Friday, May 04, 2012

Jumping Rope Into Fitness

As 2011 was coming to an end, I found myself, among other things, considering ways I could maintain my fitness in a low cost, time effective way.  A few years back, I had purchased a jump rope, but could never really get started jumping because I was looking for the perfect surface to jump on.

Rather than continue the search, I thought back to my childhood, and jumping on sidewalks and gym floors and varied surfaces. And as a result, I started jumping rope in my gravel driveway as well as on a couple of different streets at Lake Floyd & in Parkersburg over the holidays last december.

The first day I jumped rope, I think I set a goal of jumping 500 times. I thought I was going to have a heart-attack after 100 jumps. (So I took a break after each set of 100 jumps, and made my way step-wise to 500.)

What I discovered along this journey is that jumping rope is definitely not as easy as it was growing up on 15th Street in Parkersburg and chasing each other & playing tag as we raced through double-dutch jumping.  It was not nearly as easy as it seemed when I participated in one of my first fundraising events a Jump Rope for Heart at Mckinley Elementrary school. And it was definitely not as easy as it was when I tried out for the jump rope team that later became known as the River City Skippers (I didn’t make the cut).

Instead, I found that jumping rope is a challenge and that a little bit goes a long way in burning calories and improving cardiovascular fitness. After a few minutes of jumping rope, my heart rate can get up to 170-180 bpm (similar to running sprints or running longer distances at near max effort). I can get about 120-130 jumps in per minute, and I can also carry a jump rope with me anywhere I travel.

In essence, I can pack an intense cardioworkout into my day with 5-10 minutes of jumping rope (in 1-2 minute intervals), and I can take the equipment with me anywhere. I think the idea came to me when I saw the rope, and I had seen a few of those infomercials advertising the latest in exercise equipment (and known of a few people who made purchases but failed to use them). I feel like any health or fitness plan needs to travel well, and should be able to happen at a relatively low cost.

So far, I have a little over five months of jumping and building a baseline with the rope. If you are looking for an inexpensive way to jump start cardio and fitness, I recommend a jump rope. Or even if you are looking for a way to vary already existing workouts or a way to take a simple workout on the road, jumping rope is a great form of exercise.

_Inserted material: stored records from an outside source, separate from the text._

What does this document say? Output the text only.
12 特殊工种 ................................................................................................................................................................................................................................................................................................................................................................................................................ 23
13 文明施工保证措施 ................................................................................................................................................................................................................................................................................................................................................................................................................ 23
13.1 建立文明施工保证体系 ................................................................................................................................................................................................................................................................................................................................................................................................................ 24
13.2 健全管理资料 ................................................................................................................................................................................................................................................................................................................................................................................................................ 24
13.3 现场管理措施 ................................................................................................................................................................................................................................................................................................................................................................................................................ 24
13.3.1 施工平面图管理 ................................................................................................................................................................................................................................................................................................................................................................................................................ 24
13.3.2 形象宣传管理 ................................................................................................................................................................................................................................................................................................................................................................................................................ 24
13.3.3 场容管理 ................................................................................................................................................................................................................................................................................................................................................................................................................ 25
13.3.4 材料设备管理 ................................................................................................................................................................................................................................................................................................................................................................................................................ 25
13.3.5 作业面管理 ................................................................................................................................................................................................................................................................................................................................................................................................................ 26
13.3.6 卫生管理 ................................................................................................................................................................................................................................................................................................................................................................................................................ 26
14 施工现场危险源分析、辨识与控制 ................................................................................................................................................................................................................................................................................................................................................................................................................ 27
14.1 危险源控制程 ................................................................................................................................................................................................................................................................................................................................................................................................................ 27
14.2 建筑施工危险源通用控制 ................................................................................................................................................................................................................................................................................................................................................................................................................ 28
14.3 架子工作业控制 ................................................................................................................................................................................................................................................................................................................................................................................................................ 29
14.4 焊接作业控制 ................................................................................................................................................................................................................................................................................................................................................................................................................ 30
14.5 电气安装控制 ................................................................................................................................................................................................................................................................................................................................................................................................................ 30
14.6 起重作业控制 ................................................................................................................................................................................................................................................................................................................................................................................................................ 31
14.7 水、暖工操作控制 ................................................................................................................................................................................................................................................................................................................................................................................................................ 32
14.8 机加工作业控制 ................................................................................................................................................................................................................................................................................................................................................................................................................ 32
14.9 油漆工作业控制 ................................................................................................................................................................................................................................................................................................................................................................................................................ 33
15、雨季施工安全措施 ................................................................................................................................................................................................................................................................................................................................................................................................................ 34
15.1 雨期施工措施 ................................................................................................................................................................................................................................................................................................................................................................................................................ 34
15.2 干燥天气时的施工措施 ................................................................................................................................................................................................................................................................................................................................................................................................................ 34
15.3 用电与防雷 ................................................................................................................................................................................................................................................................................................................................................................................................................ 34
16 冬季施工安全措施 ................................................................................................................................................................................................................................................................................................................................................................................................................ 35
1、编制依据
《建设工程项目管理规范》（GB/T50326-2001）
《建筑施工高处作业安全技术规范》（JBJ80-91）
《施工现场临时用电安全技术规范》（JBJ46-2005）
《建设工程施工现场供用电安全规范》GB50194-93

My one recommendation is to go slow. Unless you are incredibly fit already, you aren’t going to be able to jump rope in the same way you did as a child. You’ve put on weight, and your body is not accustomed to the impact. The cardio workout is intense, but it is also an impact workout, and as such I recommend entering in slowly and build a strong base. Of course, in saying this, I’m not an expert. I’m just a guy with a jump rope who is trying to maintain and improve my health.